Got it. I mean, clearly, I think the small shop tenant leasing velocity has improved quite a bit. That's that one there. Maybe the next question is on the anchor lease expires in 2022. Any thoughts there? Any discussions so far?
I mean, yes. Yes, we have a couple rolling. We're strategic about when we engage these tenants. We know their sales are meaningfully higher than they've been. You know, as we've discussed in the past, the majority of our anchors report sales. We see the trends, we see the investments they're making within their bricks and mortar real estate to take advantage of increasing online sales. Many of them are running trucks at the back of our shopping centers delivering to customers. We expect a successful outcome of the handful of grocery renewals that we have rolling in the next 12 months.
Got it. Okay, thank you. Thank you so much, and I'll turn it back.
Your next question is from the line of Li Chen with iA Capital Markets.
Hi, good morning. First of all, congrats on the strong quarter. Maybe just a follow-up on, you know, Jenny's question. In terms of your acquisition pipeline, you mentioned that you're gonna focus on gateway markets. Is the focus going to remain mostly within, you know, the Sun Belt region and the East Coast? Have you explored further opportunities outside of your core markets out on the West Coast?
Thanks for the question, Li.
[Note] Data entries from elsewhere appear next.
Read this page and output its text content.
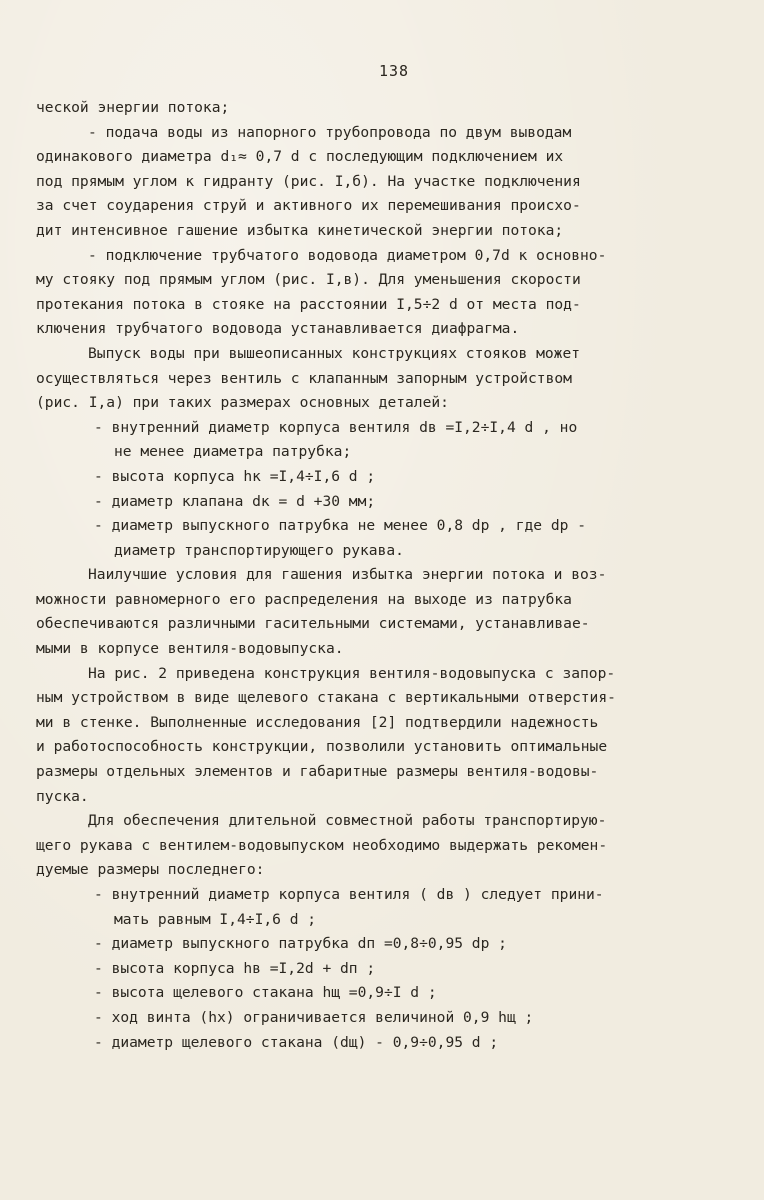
138

ческой энергии потока;

- подача воды из напорного трубопровода по двум выводам

одинакового диаметра d₁≈ 0,7 d с последующим подключением их

под прямым углом к гидранту (рис. I,б). На участке подключения

за счет соударения струй и активного их перемешивания происхо-

дит интенсивное гашение избытка кинетической энергии потока;

- подключение трубчатого водовода диаметром 0,7d к основно-

му стояку под прямым углом (рис. I,в). Для уменьшения скорости

протекания потока в стояке на расстоянии I,5÷2 d от места под-

ключения трубчатого водовода устанавливается диафрагма.

Выпуск воды при вышеописанных конструкциях стояков может

осуществляться через вентиль с клапанным запорным устройством

(рис. I,а) при таких размерах основных деталей:

- внутренний диаметр корпуса вентиля dв =I,2÷I,4 d , но

не менее диаметра патрубка;

- высота корпуса hк =I,4÷I,6 d ;

- диаметр клапана dк = d +30 мм;

- диаметр выпускного патрубка не менее 0,8 dр , где dр -

диаметр транспортирующего рукава.

Наилучшие условия для гашения избытка энергии потока и воз-

можности равномерного его распределения на выходе из патрубка

обеспечиваются различными гасительными системами, устанавливае-

мыми в корпусе вентиля-водовыпуска.

На рис. 2 приведена конструкция вентиля-водовыпуска с запор-

ным устройством в виде щелевого стакана с вертикальными отверстия-

ми в стенке. Выполненные исследования [2] подтвердили надежность

и работоспособность конструкции, позволили установить оптимальные

размеры отдельных элементов и габаритные размеры вентиля-водовы-

пуска.

Для обеспечения длительной совместной работы транспортирую-

щего рукава с вентилем-водовыпуском необходимо выдержать рекомен-

дуемые размеры последнего:

- внутренний диаметр корпуса вентиля ( dв ) следует прини-

мать равным I,4÷I,6 d ;

- диаметр выпускного патрубка dп =0,8÷0,95 dр ;

- высота корпуса hв =I,2d + dп ;

- высота щелевого стакана hщ =0,9÷I d ;

- ход винта (hх) ограничивается величиной 0,9 hщ ;

- диаметр щелевого стакана (dщ) - 0,9÷0,95 d ;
We are looking in major markets, and we wanna partner with investment-grade national grocers. That could take us outside of where we have the highest concentration, but we also know that there is a lot of opportunity in the Southeast, the Sun Belt, and the East Coast. You know, I wouldn't say we would never venture outside of our sort of comfort zone or where our portfolio currently is located if there's value. Our job is to continue to create value, find accretive acquisitions and continue to add scale with those top five grocers I mentioned in my opening remarks.
Mm-hmm. Right. Thanks. Lastly, recently, Amazon, you know, they announced that they're opening larger box stores across the U.S. beyond their pop-up shops. Could that be an opportunity for the REIT to develop a new potential partnership?
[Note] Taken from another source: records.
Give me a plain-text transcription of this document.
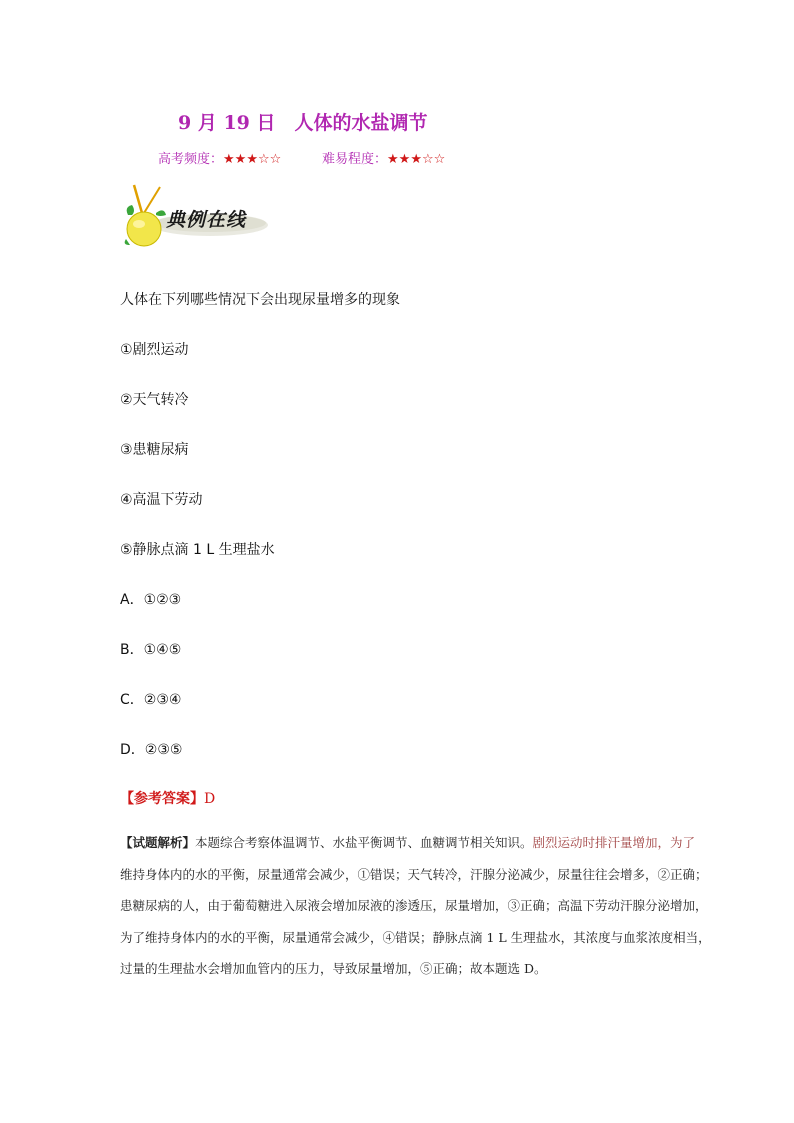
9 月 19 日　人体的水盐调节
高考频度：★★★☆☆	难易程度：★★★☆☆
典例在线
人体在下列哪些情况下会出现尿量增多的现象
①剧烈运动
②天气转冷
③患糖尿病
④高温下劳动
⑤静脉点滴 1 L 生理盐水
A．①②③
B．①④⑤
C．②③④
D．②③⑤
【参考答案】D
【试题解析】本题综合考察体温调节、水盐平衡调节、血糖调节相关知识。剧烈运动时排汗量增加，为了
维持身体内的水的平衡，尿量通常会减少，①错误；天气转冷，汗腺分泌减少，尿量往往会增多，②正确；
患糖尿病的人，由于葡萄糖进入尿液会增加尿液的渗透压，尿量增加，③正确；高温下劳动汗腺分泌增加，
为了维持身体内的水的平衡，尿量通常会减少，④错误；静脉点滴 1 L 生理盐水，其浓度与血浆浓度相当，
过量的生理盐水会增加血管内的压力，导致尿量增加，⑤正确；故本题选 D。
Do you mean their grocery banner or do you mean sort of their foray into kind of department stores?
Yeah, department stores, but not sure if it's gonna be like those super big ones. I was just wondering if that could be an opportunity for the REITs. Unclear if they're kind of going to, you know, open also those Amazon Go stores and Whole Foods, you know, besides them or within those shops.
I don't see us really ever making a play into sort of enclosed malls and/or power centers where these department stores are rumored to be sort of replacing the JCPenney's and the Sears of the world. I believe we will stick to what we're good at and stay focused on strip centers with grocery stores as an anchor. You know, centers that are 100,000 ft-125,000 ft. I would love to find a deal with Amazon Fresh. Their concept is 40,000-ish sq ft. It fits nicely within our merchandising and composition of our stores. Little less likely that we do an Amazon Go, just they're a couple thousand feet.
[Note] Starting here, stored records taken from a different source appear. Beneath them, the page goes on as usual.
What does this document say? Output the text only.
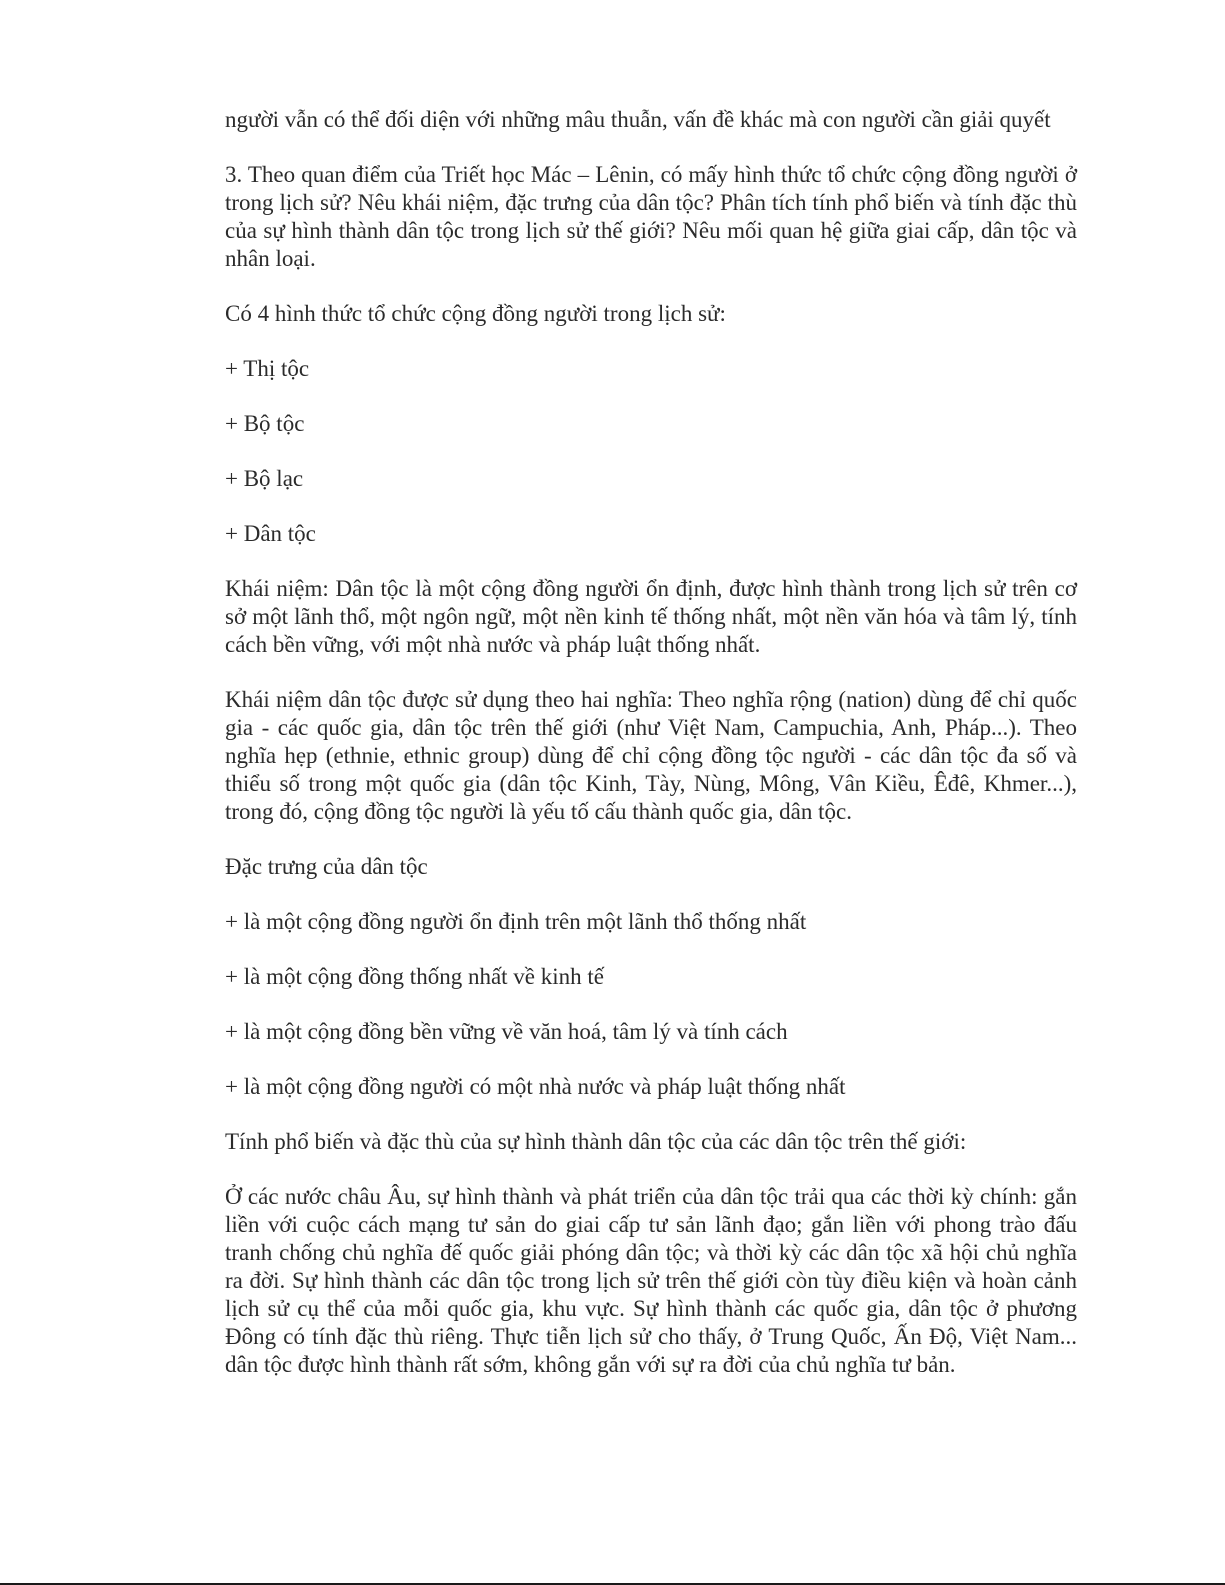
người vẫn có thể đối diện với những mâu thuẫn, vấn đề khác mà con người cần giải quyết

3. Theo quan điểm của Triết học Mác – Lênin, có mấy hình thức tổ chức cộng đồng người ở trong lịch sử? Nêu khái niệm, đặc trưng của dân tộc? Phân tích tính phổ biến và tính đặc thù của sự hình thành dân tộc trong lịch sử thế giới? Nêu mối quan hệ giữa giai cấp, dân tộc và nhân loại.

Có 4 hình thức tổ chức cộng đồng người trong lịch sử:

+ Thị tộc

+ Bộ tộc

+ Bộ lạc

+ Dân tộc

Khái niệm: Dân tộc là một cộng đồng người ổn định, được hình thành trong lịch sử trên cơ sở một lãnh thổ, một ngôn ngữ, một nền kinh tế thống nhất, một nền văn hóa và tâm lý, tính cách bền vững, với một nhà nước và pháp luật thống nhất.

Khái niệm dân tộc được sử dụng theo hai nghĩa: Theo nghĩa rộng (nation) dùng để chỉ quốc gia - các quốc gia, dân tộc trên thế giới (như Việt Nam, Campuchia, Anh, Pháp...). Theo nghĩa hẹp (ethnie, ethnic group) dùng để chỉ cộng đồng tộc người - các dân tộc đa số và thiểu số trong một quốc gia (dân tộc Kinh, Tày, Nùng, Mông, Vân Kiều, Êđê, Khmer...), trong đó, cộng đồng tộc người là yếu tố cấu thành quốc gia, dân tộc.

Đặc trưng của dân tộc

+ là một cộng đồng người ổn định trên một lãnh thổ thống nhất

+ là một cộng đồng thống nhất về kinh tế

+ là một cộng đồng bền vững về văn hoá, tâm lý và tính cách

+ là một cộng đồng người có một nhà nước và pháp luật thống nhất

Tính phổ biến và đặc thù của sự hình thành dân tộc của các dân tộc trên thế giới:

Ở các nước châu Âu, sự hình thành và phát triển của dân tộc trải qua các thời kỳ chính: gắn liền với cuộc cách mạng tư sản do giai cấp tư sản lãnh đạo; gắn liền với phong trào đấu tranh chống chủ nghĩa đế quốc giải phóng dân tộc; và thời kỳ các dân tộc xã hội chủ nghĩa ra đời. Sự hình thành các dân tộc trong lịch sử trên thế giới còn tùy điều kiện và hoàn cảnh lịch sử cụ thể của mỗi quốc gia, khu vực. Sự hình thành các quốc gia, dân tộc ở phương Đông có tính đặc thù riêng. Thực tiễn lịch sử cho thấy, ở Trung Quốc, Ấn Độ, Việt Nam... dân tộc được hình thành rất sớm, không gắn với sự ra đời của chủ nghĩa tư bản.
They're usually in dense urban markets, and that isn't really where we see the real value in in America. We like to be in major centers just outside of the downtown core, call it 5 mi-10 mi, in the suburbs, but markets that have more than 1 million people and where economies are growing and people are moving to.
Great. Thanks for the commentary. Congrats on a strong quarter. I'll turn it back.
At this time, there are no further questions. I would now like to hand the call back over to Ms. Jennifer Pyper.
Thank you everyone for joining the Q3 2021 conference call for Slate Grocery REIT. Have a great day.
Ladies and gentlemen, this does conclude today's conference call. You may now disconnect at this time.